When you refer to a persisted model in another transformation, you will be querying from the table instead of rerunning the whole transformation sequence. The final query will look like this:

select
field_1
, field_2
, calculation_1
from persisted_model_a
  • Pros: Reduce the amount of actual data scanned when you explore data from this model -> lighter load on your system, and shorter query time.
  • Cons: Data can be staled or persistence schedule between models can be mismatch, which produces wrong results. (Flow-based persistence will be available in the future)

Advise: persist your transform model when

  • It is an upstream model that runs slowly (due to complex query, or large amount data is scanned)
  • It is a downstream model that your end users will explore frequently. This way they can have a faster exploration experience.

Non-persisted model

If you choose to not persist your Transform Model, the model will resemble a "view" in your database. When you refer to a non-persistence model, the model's full SQL will be inserted in the final SQL and you will rerun the whole transformation sequence.

When querying a "non-persisted transform model", the compiled SQL will usually contain a CTE (SQL WITH statement). Something like:

with model_a as (
select
field_1
, field_2
, some_calculation as calculation_1
from source_table
)
select
field_1
, field_2
, calculation_1
from model_a
  • Pros: Have visibility of the whole transformation sequence
  • Cons: Possible higher load to your database, and slower query.

Advise: keep your model not persisted when

  • The transformation makes little changes to the data (mostly renaming, concatenating...)
  • You need to ensure a series of data transformation use and produce absolutely up-to-date data.

Model Dependencies

Holistics uses the modeling syntax to know the dependencies between SQL models and determine the sequence of transformation.

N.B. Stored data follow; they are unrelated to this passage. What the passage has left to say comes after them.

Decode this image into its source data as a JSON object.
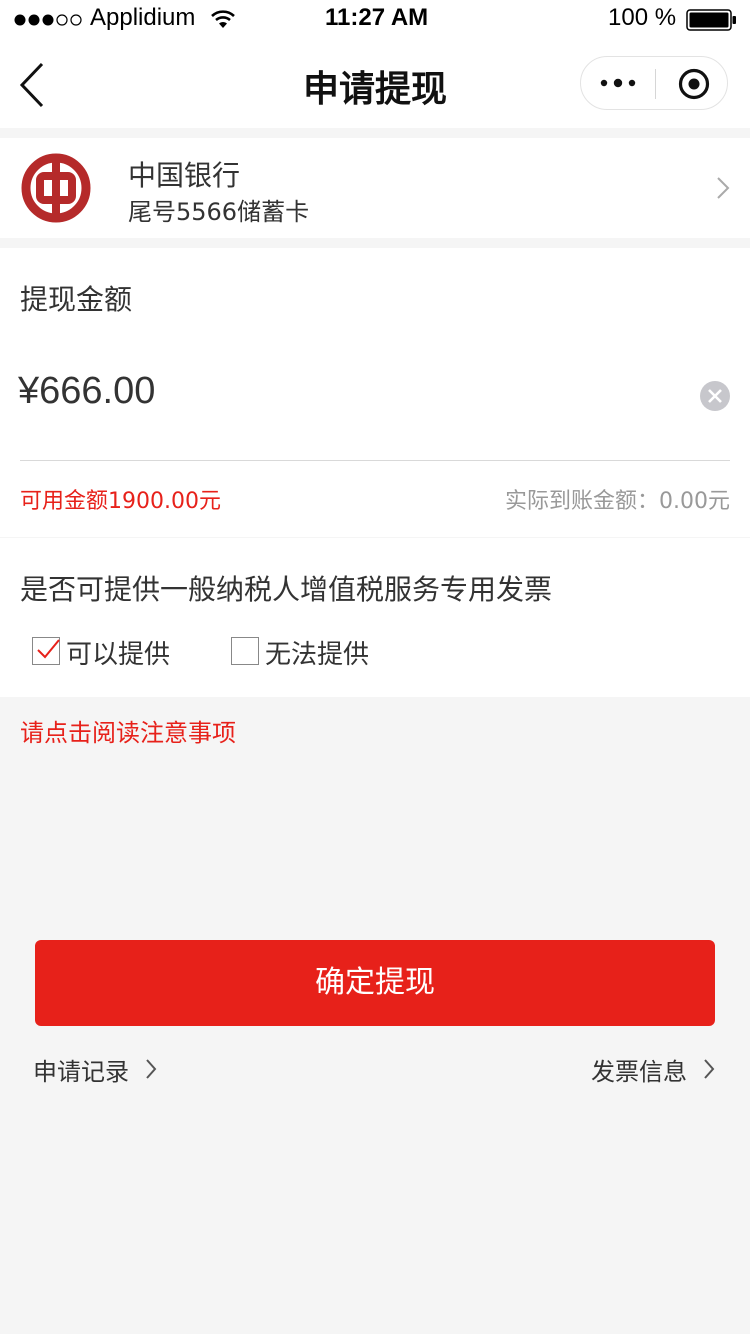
{
  "status_bar": {
    "carrier": "Applidium",
    "time": "11:27 AM",
    "battery": "100 %",
    "signal_icon": "signal-dots-icon",
    "wifi_icon": "wifi-icon",
    "battery_icon": "battery-icon"
  },
  "nav": {
    "title": "申请提现",
    "back_icon": "back-chevron-icon",
    "more_icon": "more-dots-icon",
    "close_icon": "target-close-icon"
  },
  "bank": {
    "name": "中国银行",
    "card": "尾号5566储蓄卡",
    "logo_icon": "bank-of-china-logo-icon",
    "chevron_icon": "chevron-right-icon"
  },
  "amount": {
    "label": "提现金额",
    "value": "¥666.00",
    "clear_icon": "clear-circle-icon",
    "available": "可用金额1900.00元",
    "actual": "实际到账金额：0.00元"
  },
  "invoice": {
    "question": "是否可提供一般纳税人增值税服务专用发票",
    "options": [
      {
        "label": "可以提供",
        "checked": true
      },
      {
        "label": "无法提供",
        "checked": false
      }
    ]
  },
  "notice_link": "请点击阅读注意事项",
  "confirm_button": "确定提现",
  "links": {
    "records": "申请记录",
    "invoice_info": "发票信息"
  },
  "colors": {
    "accent": "#e7211a",
    "bank_red": "#b52a2a",
    "muted": "#999999"
  }
}
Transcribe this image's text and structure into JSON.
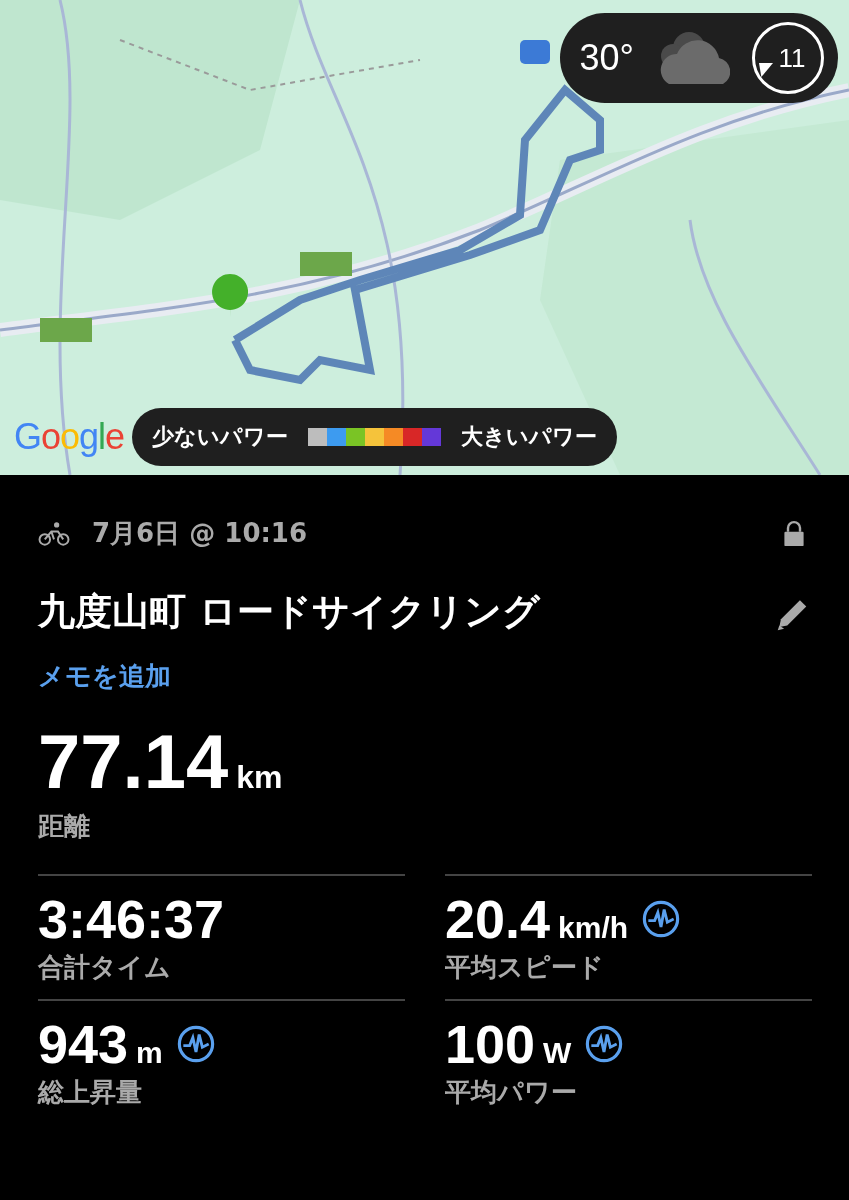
{
  "map": {
    "weather": {
      "temperature": "30°",
      "wind": "11"
    },
    "logo": "Google",
    "legend": {
      "low_label": "少ないパワー",
      "high_label": "大きいパワー",
      "swatches": [
        {
          "color": "#bdbdbd"
        },
        {
          "color": "#3d9bf0"
        },
        {
          "color": "#7ac425"
        },
        {
          "color": "#f5c33b"
        },
        {
          "color": "#f58a25"
        },
        {
          "color": "#d82727"
        },
        {
          "color": "#6438d8"
        }
      ]
    }
  },
  "activity": {
    "date": "7月6日 @ 10:16",
    "locked": true,
    "title": "九度山町 ロードサイクリング",
    "memo_link": "メモを追加"
  },
  "headline": {
    "value": "77.14",
    "unit": "km",
    "label": "距離"
  },
  "stats": [
    {
      "value": "3:46:37",
      "label": "合計タイム",
      "chart": false
    },
    {
      "value": "20.4",
      "unit": "km/h",
      "label": "平均スピード",
      "chart": true
    },
    {
      "value": "943",
      "unit": "m",
      "label": "総上昇量",
      "chart": true
    },
    {
      "value": "100",
      "unit": "W",
      "label": "平均パワー",
      "chart": true
    }
  ]
}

For example, when you run the following query, Holistics knows that model order_master, ecommerce_orders and ecommerce_users must be executed first.

with base as (
select
{{ #o.user_id }}
, {{ #oi.orders_count }} as total_orders_count
, {{ #oi.delivered_orders_count }} as delivered_orders_count
, {{ #oi.gmv }} as gmv
, {{ #oi.nmv }} as nmv
, min( {{ #o.order_created_date }} ) as first_order_date
, max( {{ #o.order_created_date }}) as last_order_date
, current_date - max( {{ #o.order_created_date }}) as days_from_last_order
from {{ #orders_master oi }}
left join {{ #ecommerce_orders o }} on {{ #o.id }} = {{ #oi.order_id }}
group by 1
)
select
{{ #u.id }} as user_id
, total_orders_count
, delivered_orders_count
, gmv
, nmv
, first_order_date
, last_order_date
, days_from_last_order
from {{ #ecommerce_users u }}
left join base on {{ #u.id }} = base.user_id

If you save the query to a model called user_facts_aggr, Holistics can generate a dependency map for that model.

Changes you made in the parent model will be carried over subsequent models. If in model orders_master we changed the definition of gmv field and got different values, this change will reflect to user_facts_aggr.

Troubleshooting

Effects when changing model structure

When editing a Transform Model, if you change the structure of the result set (add fields, remove fields...), there will be side effects:

  • If your Transform Model has persistence, the persistence will be reset
  • Removing/renaming a field will:
    • Invalidate any custom dimensions or measures that are referring to it in their formulas
    • Invalidate any relationships that are pointing to that field
    • Break any Transform Model or report that refers to that field
  • Merely changing a field's data type will not reset the persistence setting. However, it can cause unforeseen issues in custom dimensions, measures and models using that field.

Broken downstream models

Transform Model can be broken when the structure of an upstream model is changed. For example:

  • When the model's query refers to fields/measures that are no longer available, or invalid in the upstream model.
  • When the upstream model is invalid.